The Pontch Is Back

Another Detroit Icon is coming back – the Hotel Pontchartrain.

Nicknamed “the Pontch” by Detroiters, the hotel has always been dear to the city, considered one of the premium locations of downtown Detroit.

This morning The Detroit News reported that the 25-story hotel was purchased by Gabriel Ruiz, a Mexican businessman. The hotel will become a Crowne Plaza again.

For many years now, like several of Detroit’s iconic old buildings, the Hotel Pontchartrain has stood closed and hallow, reminding the city of its once awesome days.

Back in 2009, another leading Detroit institution, the historic Westin Book-Cadillac, reopened to an enormous amount of fanfare, setting the stage for an awesome resurgence.

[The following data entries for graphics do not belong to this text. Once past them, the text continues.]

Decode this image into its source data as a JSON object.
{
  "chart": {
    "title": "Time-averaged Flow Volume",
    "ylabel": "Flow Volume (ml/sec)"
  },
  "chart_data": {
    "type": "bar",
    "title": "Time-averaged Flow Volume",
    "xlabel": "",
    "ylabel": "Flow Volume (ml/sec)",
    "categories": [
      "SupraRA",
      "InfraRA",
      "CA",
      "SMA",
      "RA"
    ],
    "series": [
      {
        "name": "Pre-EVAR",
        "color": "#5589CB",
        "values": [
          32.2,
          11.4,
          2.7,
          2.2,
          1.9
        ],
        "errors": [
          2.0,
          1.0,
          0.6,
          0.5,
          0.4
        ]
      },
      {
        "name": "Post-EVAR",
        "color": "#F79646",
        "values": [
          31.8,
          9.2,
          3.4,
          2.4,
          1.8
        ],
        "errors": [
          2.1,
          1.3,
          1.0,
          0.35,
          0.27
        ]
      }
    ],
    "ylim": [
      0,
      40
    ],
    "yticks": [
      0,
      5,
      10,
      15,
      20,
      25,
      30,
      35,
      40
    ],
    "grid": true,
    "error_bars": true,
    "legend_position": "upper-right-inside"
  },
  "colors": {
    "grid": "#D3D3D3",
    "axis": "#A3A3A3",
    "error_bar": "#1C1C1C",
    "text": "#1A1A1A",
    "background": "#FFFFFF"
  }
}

Put simply, the News recalled in 1970, “the Pontch was the meeting place for the men who made motors hum—magnates and financiers, crackpots and geniuses, salesmen and go-getters.”

Seven presidents stayed there. Auto barons met in its bar. Other well-heeled Detroiters would meet there to hammer the city’s future.

Bill Bohde, a senior vice president of the Detroit Metro Convention & Visitors Bureau, said the InterContinental Hotels Group, which runs the Crowne Plaza Hotels & Resorts chain, informed him of the sale last week. He said from what he understands, the group has an agreement in principle to make it part of the Crowne Plaza chain.

Although the building was built in 1965, and sits on the same spot as Fort Pontchartrain, the European settlement founded in 1701, the original Pontchartrain was built on the site of another landmark hotel, the Russell House in 1906.